It, too, was a forbidden garden. Forbidden gardens abounded everywhere, it seemed!
"I think we had better give it up," she said softly; "it only makes our hearts ache."
So hand-in-hand they wandered back along the path they had come, close to the fence, and talked persistently of other things. And yet their eyes still lingered longingly in the neighbourhood of the park, and the aspiration they both felt, but did not express for fear of hinting reproaches, gilded everything with a fairy-tale glamour.
Evening came. Violet mists hung over the meadows, and the copper-coloured trunks of the pines glowed like torches. The deeper the setting sun sank into the reeds and rushes, the more the lake lost its cool, blue, silvery sheen, and took on a network of ruddy gold. It looked now as if it bore on its face the sparkling fulfilment of all earthly promises.
Neither of them could tolerate being on shore any longer.
A boat lay at anchor by the hotel's bathing pavilion, where in the cool of the evening happy bathers were splashing, and they hired it for a mere song. Konrad took the oars and Lilly seated herself at the stern. All kinds of water-flowers rose with a swish lightly to the surface as the boat cut through a carpet of sedges. Mingled with the young green of the sprouting reeds were the brown battered remnants of last year's growth; stately bulrushes bordered the banks, and the water flag planted her golden tents between them. Like huge dense walls of purple, the park's wealth of timber rose high against the sky.

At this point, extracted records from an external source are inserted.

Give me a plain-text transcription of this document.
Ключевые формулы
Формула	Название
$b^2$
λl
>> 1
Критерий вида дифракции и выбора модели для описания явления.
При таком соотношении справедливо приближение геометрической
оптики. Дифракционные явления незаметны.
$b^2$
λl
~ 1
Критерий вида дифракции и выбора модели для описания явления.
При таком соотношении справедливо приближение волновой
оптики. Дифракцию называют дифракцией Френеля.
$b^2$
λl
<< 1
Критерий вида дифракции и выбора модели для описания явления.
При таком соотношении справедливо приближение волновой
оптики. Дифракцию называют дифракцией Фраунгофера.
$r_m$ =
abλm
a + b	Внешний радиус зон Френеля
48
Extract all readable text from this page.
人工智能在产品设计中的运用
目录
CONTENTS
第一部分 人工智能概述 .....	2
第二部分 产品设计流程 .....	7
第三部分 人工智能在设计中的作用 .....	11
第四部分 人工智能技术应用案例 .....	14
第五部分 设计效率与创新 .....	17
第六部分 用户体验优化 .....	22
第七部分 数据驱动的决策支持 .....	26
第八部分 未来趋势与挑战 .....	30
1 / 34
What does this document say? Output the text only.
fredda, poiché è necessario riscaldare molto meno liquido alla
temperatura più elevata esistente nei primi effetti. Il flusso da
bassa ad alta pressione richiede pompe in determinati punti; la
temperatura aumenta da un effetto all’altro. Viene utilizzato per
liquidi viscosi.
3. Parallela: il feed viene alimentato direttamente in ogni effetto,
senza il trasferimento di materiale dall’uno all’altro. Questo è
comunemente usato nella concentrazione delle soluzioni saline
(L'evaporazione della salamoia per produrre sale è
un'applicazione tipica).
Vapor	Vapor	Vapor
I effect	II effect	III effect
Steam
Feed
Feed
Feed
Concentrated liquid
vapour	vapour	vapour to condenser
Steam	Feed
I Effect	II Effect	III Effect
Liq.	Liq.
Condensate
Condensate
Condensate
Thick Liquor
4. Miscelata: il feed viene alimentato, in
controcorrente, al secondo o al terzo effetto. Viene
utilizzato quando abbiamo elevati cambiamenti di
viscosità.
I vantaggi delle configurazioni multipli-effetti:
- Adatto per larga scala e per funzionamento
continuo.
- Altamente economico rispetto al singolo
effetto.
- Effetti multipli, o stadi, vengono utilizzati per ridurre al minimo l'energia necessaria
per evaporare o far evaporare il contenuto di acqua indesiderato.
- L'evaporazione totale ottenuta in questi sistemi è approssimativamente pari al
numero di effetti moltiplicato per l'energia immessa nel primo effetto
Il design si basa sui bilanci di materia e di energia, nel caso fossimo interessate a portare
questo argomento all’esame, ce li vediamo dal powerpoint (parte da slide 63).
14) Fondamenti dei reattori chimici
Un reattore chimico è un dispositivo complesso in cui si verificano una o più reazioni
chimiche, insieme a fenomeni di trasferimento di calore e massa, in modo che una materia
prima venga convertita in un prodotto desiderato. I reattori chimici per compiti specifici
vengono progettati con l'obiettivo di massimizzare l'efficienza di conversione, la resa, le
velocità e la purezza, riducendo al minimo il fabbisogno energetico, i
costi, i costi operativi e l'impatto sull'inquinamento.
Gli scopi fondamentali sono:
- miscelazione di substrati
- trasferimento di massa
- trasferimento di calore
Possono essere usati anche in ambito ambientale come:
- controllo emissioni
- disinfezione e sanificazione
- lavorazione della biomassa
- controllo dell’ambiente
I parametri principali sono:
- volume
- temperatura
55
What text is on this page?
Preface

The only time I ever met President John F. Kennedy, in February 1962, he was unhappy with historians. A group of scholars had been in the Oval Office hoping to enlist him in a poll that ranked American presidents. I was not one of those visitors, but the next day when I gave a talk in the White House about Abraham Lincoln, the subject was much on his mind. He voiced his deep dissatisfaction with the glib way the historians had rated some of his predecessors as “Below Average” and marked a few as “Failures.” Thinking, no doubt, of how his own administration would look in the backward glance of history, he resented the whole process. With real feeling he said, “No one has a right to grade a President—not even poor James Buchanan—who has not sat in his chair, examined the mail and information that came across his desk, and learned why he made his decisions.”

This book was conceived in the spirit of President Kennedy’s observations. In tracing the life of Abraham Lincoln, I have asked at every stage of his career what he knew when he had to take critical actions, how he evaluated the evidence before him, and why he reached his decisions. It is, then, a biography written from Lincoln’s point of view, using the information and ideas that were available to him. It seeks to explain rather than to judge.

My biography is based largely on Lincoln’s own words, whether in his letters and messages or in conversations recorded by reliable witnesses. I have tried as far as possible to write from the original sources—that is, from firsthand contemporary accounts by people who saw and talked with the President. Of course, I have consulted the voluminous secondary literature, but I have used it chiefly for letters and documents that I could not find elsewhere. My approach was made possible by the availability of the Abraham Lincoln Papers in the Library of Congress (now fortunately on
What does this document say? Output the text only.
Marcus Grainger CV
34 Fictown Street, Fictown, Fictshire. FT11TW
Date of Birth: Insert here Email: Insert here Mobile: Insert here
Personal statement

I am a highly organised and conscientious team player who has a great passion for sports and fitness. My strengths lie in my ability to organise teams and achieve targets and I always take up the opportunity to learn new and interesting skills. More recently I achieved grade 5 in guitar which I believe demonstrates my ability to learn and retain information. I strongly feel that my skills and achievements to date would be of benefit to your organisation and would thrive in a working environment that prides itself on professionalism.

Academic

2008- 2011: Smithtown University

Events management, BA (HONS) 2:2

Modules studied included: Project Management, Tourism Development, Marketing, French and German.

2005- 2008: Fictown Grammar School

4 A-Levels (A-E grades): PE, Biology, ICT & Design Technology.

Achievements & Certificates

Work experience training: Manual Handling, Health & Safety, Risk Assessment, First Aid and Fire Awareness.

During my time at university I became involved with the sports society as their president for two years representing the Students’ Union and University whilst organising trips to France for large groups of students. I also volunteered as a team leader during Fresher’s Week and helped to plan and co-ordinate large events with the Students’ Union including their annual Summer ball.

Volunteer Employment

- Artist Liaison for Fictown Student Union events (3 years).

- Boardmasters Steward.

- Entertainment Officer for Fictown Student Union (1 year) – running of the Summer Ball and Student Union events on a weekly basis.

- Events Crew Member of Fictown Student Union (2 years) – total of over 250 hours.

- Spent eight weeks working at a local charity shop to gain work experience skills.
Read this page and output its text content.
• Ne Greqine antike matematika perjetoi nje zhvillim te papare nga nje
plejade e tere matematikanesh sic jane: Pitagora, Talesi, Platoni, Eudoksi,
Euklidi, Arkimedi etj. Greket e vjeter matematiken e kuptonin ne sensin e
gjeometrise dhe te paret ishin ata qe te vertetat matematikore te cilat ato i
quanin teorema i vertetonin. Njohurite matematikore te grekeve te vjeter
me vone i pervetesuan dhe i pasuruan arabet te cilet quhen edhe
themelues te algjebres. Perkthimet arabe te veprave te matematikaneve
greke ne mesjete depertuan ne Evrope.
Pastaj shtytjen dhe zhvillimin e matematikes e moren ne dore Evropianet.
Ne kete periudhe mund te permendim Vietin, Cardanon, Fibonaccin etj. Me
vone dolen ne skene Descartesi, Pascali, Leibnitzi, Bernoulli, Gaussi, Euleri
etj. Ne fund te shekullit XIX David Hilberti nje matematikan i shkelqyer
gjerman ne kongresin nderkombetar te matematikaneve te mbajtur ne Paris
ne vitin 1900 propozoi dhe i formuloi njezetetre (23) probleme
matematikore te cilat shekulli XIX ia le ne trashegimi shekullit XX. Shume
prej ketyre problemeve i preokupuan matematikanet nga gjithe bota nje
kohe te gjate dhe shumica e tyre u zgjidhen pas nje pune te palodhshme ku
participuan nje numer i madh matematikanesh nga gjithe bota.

When Lilly pointed this out, Konrad shook his head and said: "It's no good thinking any more about it." But, nevertheless, he kept casting glances in that direction.
Lilly had scarcely ever been in a boat, and soon gave up steering as a bad job. She spread her shawl at the bottom of the boat and made herself a comfortable soft nest, into which she retired.
Crouched at Konrad's feet, she lay there with her back against the seat in the stern. And thus, her eyes dreamily fixed on blue space, she began to build castles in the air about her future, devising plans by which, with a bound, she was to swing herself back into the midst of respectability.